Adeje Council set to approve new golf course resort on Friday amid ongoing water emergency


  • 24-04-2025
  • Tenerife
  • Canarian Weekly
  • Photo Credit: Freepik
Adeje Council set to approve new golf course resort on Friday amid ongoing water emergency

The Adeje council are poised to approve a major tourist development project tomorrow, Friday, including a new golf course, 1,680 hotel beds, and 140 luxury villas in the south of Tenerife, despite the region being in the midst of a serious water crisis.

The project, known as the Partial Plan of Hoya Grande, spans over one million square metres, with the golf course alone covering 445,000 square metres.

The move has sparked fierce criticism from environmental groups and local opposition parties, particularly Podemos Adeje, which has labelled the initiative a “speculative attack” on public resources.

The proposed golf course is expected to consume water equivalent to the daily use of 16,400 people, a figure that opponents find alarming given the current emergency. A municipal report from last year revealed that Adeje already suffers a daily shortfall of nearly 2.9 million litres of water.

“While Mayor Fraga asks residents to conserve water, he greenlights a mega-resort that will consume as much water each day as a third of the town’s population,” Podemos Adeje stated in a press release. The party accuses the Socialist mayor of serving the interests of tourism and ignoring the needs and voices of local families.

The project is also under scrutiny for what critics describe as serious planning flaws. Gabriel González, a councillor for Podemos, claims the development exceeds the accommodation density permitted under Tenerife’s island-wide planning regulations. He also points to insufficient protection of local heritage sites, including recently discovered Guanche petroglyphs on the site, and inadequate infrastructure for transport.

Adeje Council set to approve new golf course resort on Friday amid ongoing water emergency

“This is yet another urban development scheme that potentially violates Tenerife’s primary planning framework, the Island Spatial Plan,” said González. “We flagged these issues, but the local government chose to ignore us.”

The environmental organisation Ben Magec–Ecologistas en Acción has echoed these concerns, highlighting that Tenerife already has nine golf courses, each consuming on average of 2.1 million litres of water per day, vastly more than the 128 litres typically used per person.

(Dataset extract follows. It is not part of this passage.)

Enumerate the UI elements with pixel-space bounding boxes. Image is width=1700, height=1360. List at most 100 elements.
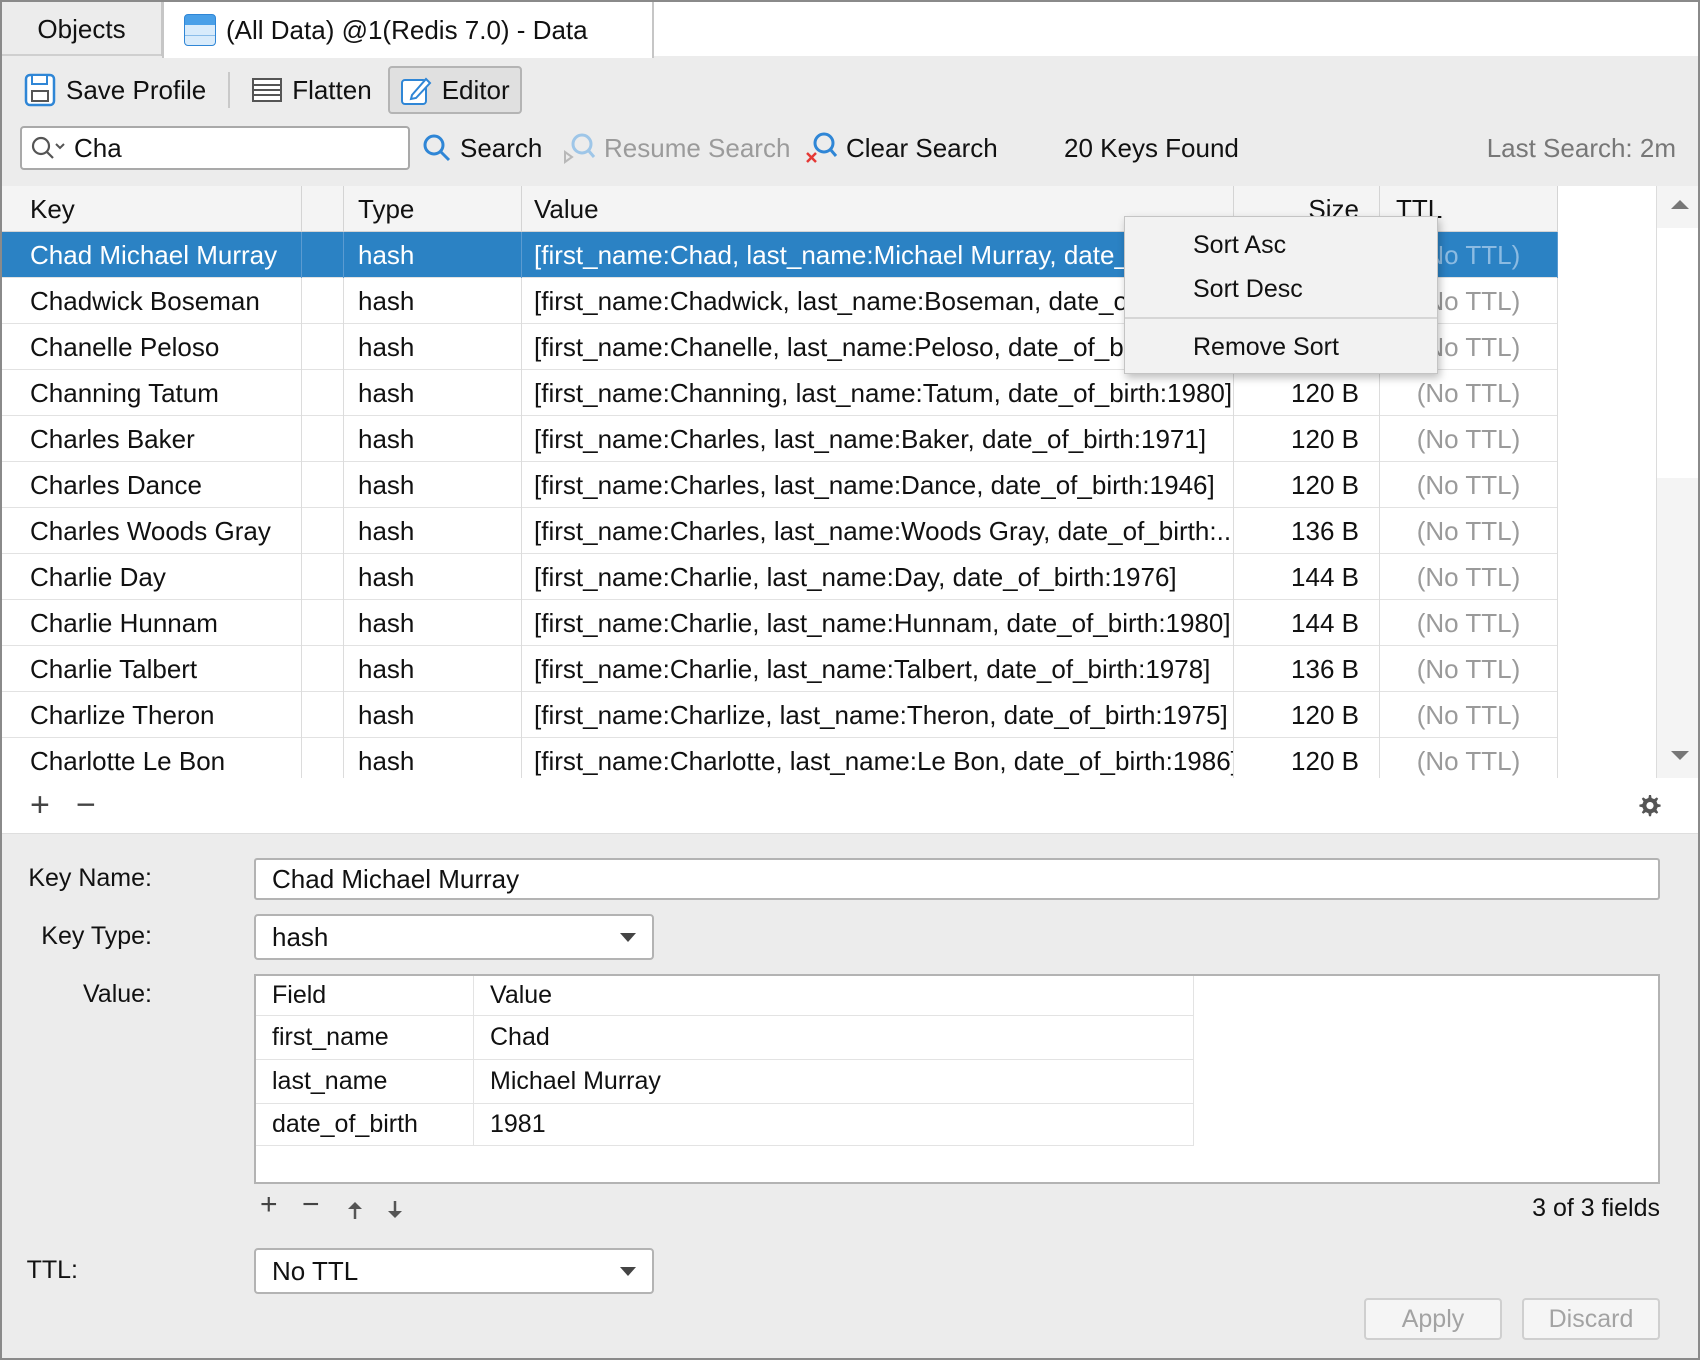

The group described the project as “an unsustainable waste that appropriates a scarce and essential public resource for purely commercial gain.”

This latest development follows controversy over another large-scale project in Adeje, Cuna del Alma, which was also promoted by Mayor Fraga and has drawn widespread condemnation for its environmental impact.

As the water crisis deepens, opponents of the Hoya Grande plan are calling for urgent public mobilisation to halt what they see as a flagrant misuse of resources and a further step toward the overdevelopment of the island.